1 Mas sim. O cinema como aquilo que faz em primeiro lugar levantar a cabeça. Não se vê cinema com o pescoço inclinado para o chão; o cinema não é um tapete, não está ao nível dos sapatos, não está no solo. E quando está não funciona.
Não está ao nível da marcha, mas sim ao nível do voo.
E é isto. Levantar a cabeça é já uma forma de aprender a difícil arte de abandonar o solo. Podemos abandonar o solo através da suspensão física ou abandonar o solo através da suspensão mental.
Lições de voo: primeiro lição. Não vamos para o simulador de um avião. Não é uma questão física, é cosa mentale. Como a pintura. Voar.
Como mero exemplo, primeira lição de voo: ver Sacrifício, de Tarkovski.
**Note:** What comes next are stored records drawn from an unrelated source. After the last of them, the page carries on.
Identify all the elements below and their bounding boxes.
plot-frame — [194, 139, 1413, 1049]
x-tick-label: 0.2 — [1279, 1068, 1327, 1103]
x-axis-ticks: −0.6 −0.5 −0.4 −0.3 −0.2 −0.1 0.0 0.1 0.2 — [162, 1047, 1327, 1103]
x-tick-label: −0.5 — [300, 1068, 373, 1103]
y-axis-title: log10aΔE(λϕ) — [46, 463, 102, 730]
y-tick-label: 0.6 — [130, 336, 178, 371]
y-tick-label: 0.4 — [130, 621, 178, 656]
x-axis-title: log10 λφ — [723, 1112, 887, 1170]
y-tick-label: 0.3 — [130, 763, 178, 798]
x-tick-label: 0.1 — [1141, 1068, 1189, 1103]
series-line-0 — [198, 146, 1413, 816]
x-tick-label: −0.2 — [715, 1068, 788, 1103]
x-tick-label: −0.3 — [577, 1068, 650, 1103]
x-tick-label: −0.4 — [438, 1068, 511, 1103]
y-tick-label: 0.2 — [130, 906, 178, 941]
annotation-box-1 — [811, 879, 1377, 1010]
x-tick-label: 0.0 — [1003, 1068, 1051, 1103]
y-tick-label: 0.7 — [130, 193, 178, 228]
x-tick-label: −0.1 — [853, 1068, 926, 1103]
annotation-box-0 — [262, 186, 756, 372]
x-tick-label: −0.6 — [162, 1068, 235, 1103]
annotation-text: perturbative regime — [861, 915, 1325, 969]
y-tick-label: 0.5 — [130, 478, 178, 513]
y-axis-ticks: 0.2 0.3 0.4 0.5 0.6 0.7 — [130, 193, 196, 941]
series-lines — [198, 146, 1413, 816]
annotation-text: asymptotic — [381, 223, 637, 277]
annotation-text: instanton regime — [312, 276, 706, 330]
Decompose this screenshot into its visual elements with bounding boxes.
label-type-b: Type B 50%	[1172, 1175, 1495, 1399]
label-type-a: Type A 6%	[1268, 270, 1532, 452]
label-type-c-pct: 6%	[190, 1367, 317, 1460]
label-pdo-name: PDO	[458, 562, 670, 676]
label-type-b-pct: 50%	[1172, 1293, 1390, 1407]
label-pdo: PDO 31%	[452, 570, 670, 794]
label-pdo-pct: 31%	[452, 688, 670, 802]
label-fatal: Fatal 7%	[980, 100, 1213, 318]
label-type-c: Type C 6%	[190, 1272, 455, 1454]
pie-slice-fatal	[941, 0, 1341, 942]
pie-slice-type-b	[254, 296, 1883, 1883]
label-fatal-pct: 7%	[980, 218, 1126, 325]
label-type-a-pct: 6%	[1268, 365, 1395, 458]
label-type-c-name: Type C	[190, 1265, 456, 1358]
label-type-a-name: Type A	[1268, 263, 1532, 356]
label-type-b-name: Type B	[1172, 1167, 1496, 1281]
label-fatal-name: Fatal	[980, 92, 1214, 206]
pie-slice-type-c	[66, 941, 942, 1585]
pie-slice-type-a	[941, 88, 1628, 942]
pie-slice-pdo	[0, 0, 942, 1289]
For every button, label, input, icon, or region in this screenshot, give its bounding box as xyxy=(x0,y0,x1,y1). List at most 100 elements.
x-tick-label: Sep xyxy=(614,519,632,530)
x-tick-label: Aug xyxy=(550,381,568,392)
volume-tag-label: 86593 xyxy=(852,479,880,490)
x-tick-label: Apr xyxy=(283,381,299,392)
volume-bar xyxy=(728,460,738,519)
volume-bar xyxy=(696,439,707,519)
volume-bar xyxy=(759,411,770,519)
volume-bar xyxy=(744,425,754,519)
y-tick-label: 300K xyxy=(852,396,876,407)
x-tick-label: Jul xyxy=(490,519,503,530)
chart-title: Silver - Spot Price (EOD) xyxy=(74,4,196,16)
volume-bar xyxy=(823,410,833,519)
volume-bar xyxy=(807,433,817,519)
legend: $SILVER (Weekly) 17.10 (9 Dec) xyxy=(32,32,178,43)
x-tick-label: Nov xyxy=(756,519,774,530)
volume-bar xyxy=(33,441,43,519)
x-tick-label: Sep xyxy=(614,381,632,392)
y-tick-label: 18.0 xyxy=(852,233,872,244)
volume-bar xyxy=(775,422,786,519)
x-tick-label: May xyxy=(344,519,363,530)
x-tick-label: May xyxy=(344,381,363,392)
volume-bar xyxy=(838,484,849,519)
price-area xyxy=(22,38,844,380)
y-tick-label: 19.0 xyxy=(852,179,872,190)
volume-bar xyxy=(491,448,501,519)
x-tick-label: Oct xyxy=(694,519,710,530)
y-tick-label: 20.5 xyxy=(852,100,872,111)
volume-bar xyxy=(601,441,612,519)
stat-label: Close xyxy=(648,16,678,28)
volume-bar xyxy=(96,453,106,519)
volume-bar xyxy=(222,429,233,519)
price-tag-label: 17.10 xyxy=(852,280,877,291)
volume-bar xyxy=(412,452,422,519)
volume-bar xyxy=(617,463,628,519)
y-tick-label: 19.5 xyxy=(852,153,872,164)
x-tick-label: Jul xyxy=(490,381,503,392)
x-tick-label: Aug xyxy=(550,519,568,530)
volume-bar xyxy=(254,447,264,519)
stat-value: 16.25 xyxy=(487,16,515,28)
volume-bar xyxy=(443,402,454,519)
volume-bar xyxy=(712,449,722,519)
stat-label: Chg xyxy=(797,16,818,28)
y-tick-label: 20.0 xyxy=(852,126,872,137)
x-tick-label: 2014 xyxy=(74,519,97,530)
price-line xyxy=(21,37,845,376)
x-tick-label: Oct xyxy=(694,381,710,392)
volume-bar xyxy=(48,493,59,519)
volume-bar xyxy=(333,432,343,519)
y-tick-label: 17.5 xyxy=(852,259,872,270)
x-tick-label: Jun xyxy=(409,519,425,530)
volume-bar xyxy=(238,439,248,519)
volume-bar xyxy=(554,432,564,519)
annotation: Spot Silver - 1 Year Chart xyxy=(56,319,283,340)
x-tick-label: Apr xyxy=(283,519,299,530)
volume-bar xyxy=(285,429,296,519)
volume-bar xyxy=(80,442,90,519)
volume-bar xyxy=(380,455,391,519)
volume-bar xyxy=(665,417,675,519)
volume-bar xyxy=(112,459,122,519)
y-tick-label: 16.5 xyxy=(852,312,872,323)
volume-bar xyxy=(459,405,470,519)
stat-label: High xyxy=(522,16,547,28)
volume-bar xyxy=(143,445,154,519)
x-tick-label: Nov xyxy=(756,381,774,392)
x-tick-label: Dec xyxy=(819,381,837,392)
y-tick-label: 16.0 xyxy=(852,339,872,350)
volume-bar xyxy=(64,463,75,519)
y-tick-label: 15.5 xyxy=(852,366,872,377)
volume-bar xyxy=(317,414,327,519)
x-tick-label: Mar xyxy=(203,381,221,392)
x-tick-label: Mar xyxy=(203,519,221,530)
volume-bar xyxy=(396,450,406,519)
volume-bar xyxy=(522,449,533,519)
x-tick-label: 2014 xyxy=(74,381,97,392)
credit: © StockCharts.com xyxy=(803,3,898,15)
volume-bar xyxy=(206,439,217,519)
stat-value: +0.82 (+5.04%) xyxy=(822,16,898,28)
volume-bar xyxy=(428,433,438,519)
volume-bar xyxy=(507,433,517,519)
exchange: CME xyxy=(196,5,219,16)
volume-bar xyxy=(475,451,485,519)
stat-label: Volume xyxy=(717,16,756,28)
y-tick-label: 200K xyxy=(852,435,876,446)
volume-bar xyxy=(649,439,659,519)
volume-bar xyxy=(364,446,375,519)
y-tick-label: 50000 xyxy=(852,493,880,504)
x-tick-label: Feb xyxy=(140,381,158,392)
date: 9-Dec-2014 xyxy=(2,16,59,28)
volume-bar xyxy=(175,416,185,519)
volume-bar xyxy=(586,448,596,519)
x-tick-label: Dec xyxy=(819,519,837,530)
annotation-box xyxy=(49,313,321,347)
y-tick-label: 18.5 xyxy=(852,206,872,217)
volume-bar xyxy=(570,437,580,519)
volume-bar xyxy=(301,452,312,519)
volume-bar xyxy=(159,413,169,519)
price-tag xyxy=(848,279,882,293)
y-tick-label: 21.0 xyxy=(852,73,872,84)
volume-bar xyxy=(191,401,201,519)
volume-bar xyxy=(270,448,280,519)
2 Aprender a voar na cadeira da sala. Na cadeira de frente para a janela. A janela como o primeiro cinema evidente. Uma tela que mostra o que está ali à frente e à volta.
Um cinema de vizinhança, literalmente: ver algo da janela.
3 Pensar, então, em ver cinema a partir da janela da casa. Uma enorme tela numa praça, mas os espectadores estão em casa, lá dentro, abrigados; veem da janela. Um duplo ecrã: vejo da janela a tela lá ao fundo e, nela, o filme.
4 Entre a cultura e a técnica, os ensaios de Fundamento e Imersão, da Orfeu Negro. Ortega y Gasset, Arnold Gehlen e outros servem de mote. E o contemporâneo aí está, a exigir que se continue a pensar.
Num dos belos ensaios, José Bragança de Miranda cita uma carta de Duchamp a Stieglitz: “Gostaria que a fotografia levasse as pessoas a desprezarem a pintura até que surja outra coisa que torne a fotografia insuportável.”